Which is what the boots do.
There is a high rocket tag component at that level.
Too bad that's an astral projection, and he has a clone (in a private sanctum or demiplane that is inaccessible except via wish (EDIT: Unless you're the mage, of course.)), etc, etc.
At high level, you're never actually fighting the wizard when you fight the wizard. It doesn't matter what tactics you use if the person you're fighting is never truly at risk. You could nuke the entire material plane, and most 20th level mages will be fine (upset, but alive).
The very crux of the problem with the non-caster vs. caster fight is that the caster will not only be prepared for 90% of what you can do, but he'll also be prepared to survive the other 10% through various shenanigans like what I mentioned above.

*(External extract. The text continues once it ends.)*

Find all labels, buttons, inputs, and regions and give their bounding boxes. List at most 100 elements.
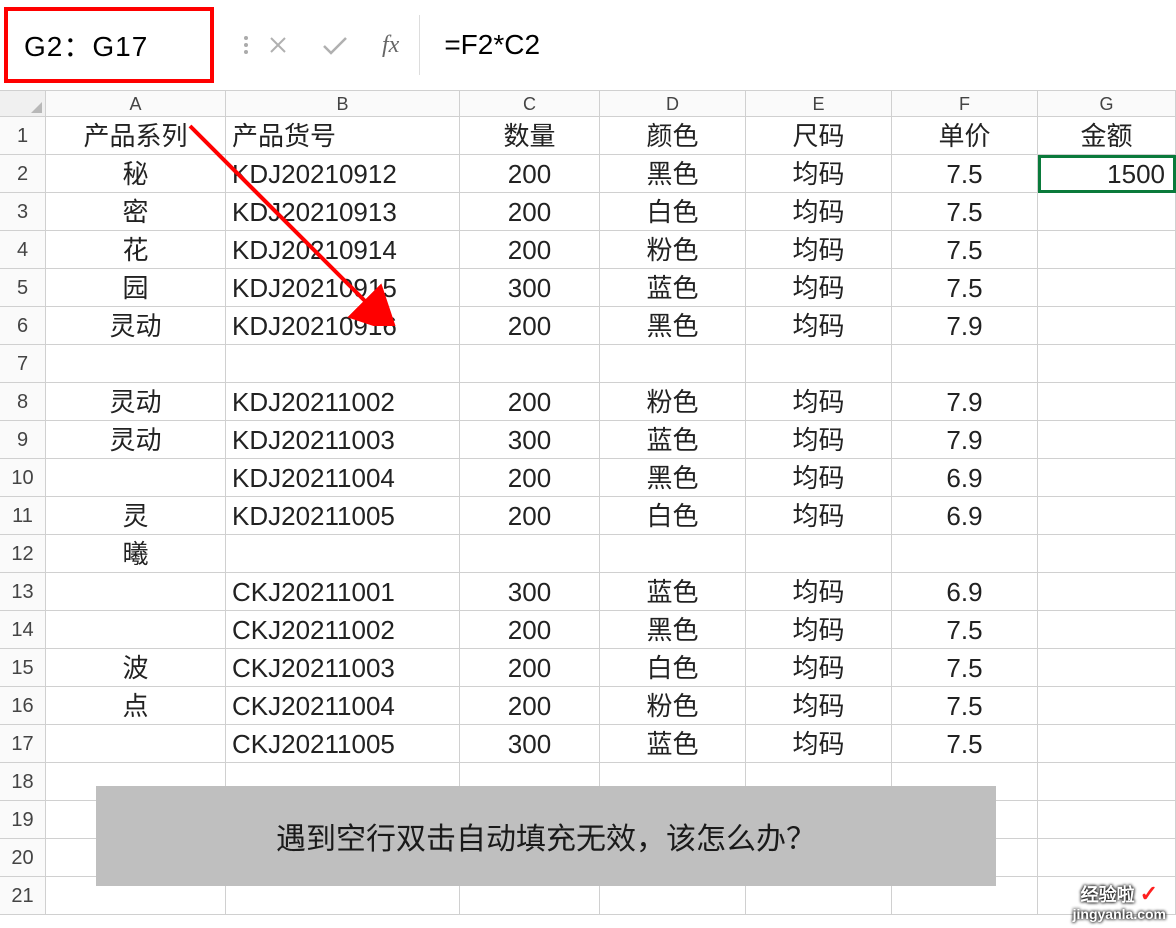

Why prepare to avoid death when you can simply prepare to make it irrelevant? This is an option that is simply not available to any martial character.
Now, sure, forcing a mage to take up his clone back-up will certainly hurt his disposition, but it will not end him. (Of course, doing so is tricky if they are actually just an astral projection, which also means no loot for your trouble.)
When was the last time you brought a martial character to -Con only to find out months later that that was just stage 1 of the fight?
Of course, maybe the solution to this is to make it so that mages generally CAN'T use catch-all defensive things like Clone or Astral Projection, but as of now they are options and long term at that.
Funny how people assume Wizards walk around with their buffs on all day and they are just loaded down with Clones and Contingency spells.
I always get a kick out of it.
Every caster I have ever played that hit high levels (which is a short list, I suppose) has had to keep a special list of "shit that I have going" because of the sheer enormity of the buffs that are always going. And yes, I properly track spell slot usage when doing so.
Even my current Oracle, which is designed as a beatstick, always has at least 2-3 buffs even when walking around town shopping (endure elements, freedom of movement, greater magic weapon, probably more I'm forgetting). I almost always have a list of about 8 buffs when combat is actually expected.
If you guys aren't playing your casters this way, then maybe you just aren't seeing the class's full potential. Heck, this probably isn't even your fault, it's just that casters get so complicated at high level that it can be hard to manage, which may be another flaw in the system.